The topic of charter schools has elicited a range of conflicting opinions, arguments and research studies that make it extremely difficult for parents and policymakers to draw clear conclusions. Should I enroll my child in a charter school? Are charter schools a wise investment of taxpayer dollars? What does the research say?


Choices and Challenges: Charter School Performance in Perspective seeks to address the need for a clear, concise, balanced summary of the research on charter schools. Each chapter is organized around a single central question.
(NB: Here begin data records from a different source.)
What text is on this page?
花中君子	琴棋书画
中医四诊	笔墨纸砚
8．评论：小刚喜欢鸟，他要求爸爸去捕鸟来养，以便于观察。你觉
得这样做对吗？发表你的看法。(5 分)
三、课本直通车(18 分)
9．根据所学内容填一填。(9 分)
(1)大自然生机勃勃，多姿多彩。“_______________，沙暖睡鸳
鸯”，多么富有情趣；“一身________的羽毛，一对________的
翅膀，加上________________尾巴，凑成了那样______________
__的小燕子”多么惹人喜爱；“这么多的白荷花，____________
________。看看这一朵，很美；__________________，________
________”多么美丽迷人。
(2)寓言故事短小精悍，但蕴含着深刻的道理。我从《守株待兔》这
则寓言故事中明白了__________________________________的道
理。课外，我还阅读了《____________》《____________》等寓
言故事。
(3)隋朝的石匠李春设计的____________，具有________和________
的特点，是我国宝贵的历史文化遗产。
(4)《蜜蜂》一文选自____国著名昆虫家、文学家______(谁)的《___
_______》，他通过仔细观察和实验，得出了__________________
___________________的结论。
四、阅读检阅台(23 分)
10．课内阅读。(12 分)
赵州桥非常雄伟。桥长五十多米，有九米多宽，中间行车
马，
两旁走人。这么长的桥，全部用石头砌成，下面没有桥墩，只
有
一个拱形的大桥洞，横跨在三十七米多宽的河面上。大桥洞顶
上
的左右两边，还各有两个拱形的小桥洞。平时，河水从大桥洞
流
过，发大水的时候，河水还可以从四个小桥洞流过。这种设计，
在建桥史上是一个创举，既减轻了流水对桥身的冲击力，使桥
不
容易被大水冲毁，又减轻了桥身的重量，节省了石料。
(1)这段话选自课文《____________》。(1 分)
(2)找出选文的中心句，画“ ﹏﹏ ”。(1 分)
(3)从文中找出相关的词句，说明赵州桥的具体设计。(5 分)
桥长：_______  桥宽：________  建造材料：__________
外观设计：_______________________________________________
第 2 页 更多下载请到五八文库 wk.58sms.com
The book begins by offering a brief history of the charter school movement and explains the dual rationale—the idea that decentralized decision-making would result in smarter decisions about how to teach children and manage schools effectively, and the idea that giving parents choices would foster competition among schools and create pressure for improvement.


Chapter One considers the extent to which teachers in charter schools have greater professional autonomy and increased authority over their schools' education programs, budgets and staffing. The authors conclude that charters do not provide teachers with greater "ownership" and evidence that charters promote increased opportunities for collaboration is inconclusive.


Chapter Two investigates the extent to which charter schools adopt innovative pedagogy and curricula, and concludes that while charters have not resulted in the invention of completely new ways of educating students, they have filled niches that have not been well-served by regular public schools. Charter schools tend to target a specific subset of students who may be distinguished by their needs (e.g., "at-risk"), their goals (e.g., "college preparation"), or their ethnicity (e.g., "African American"). The schools tend to package existing programs and pedagogical approaches in new ways.


Chapter Three reviews and synthesizes the research regarding student performance in charter schools. This is a central question: do students who attend charter schools perform better? The authors conclude that the research is mixed and the findings are inconclusive. This view is well-founded although several additional points are relevant to the discussion. First, the authors emphasize results from lottery-based studies that presumably provide a level of control similar to randomized studies. However, the number of charter schools involved in these studies is too small to warrant strong conclusions. Second, the summary of studies involving longitudinally-linked student-level data does not indicate which studies controlled for student fixed effects, and the narrative does not explain the advantage of using fixed effects methods (each student serves as his or her own control, reducing the threat of selection bias). It would have been of interest to include a full discussion of studies that may offer the best available evidence regarding the average impact of charter schools on student achievement. This evidence reinforces the authors' central conclusion but it is noteworthy that the best available evidence points to a weak overall impact of charter schools on student performance.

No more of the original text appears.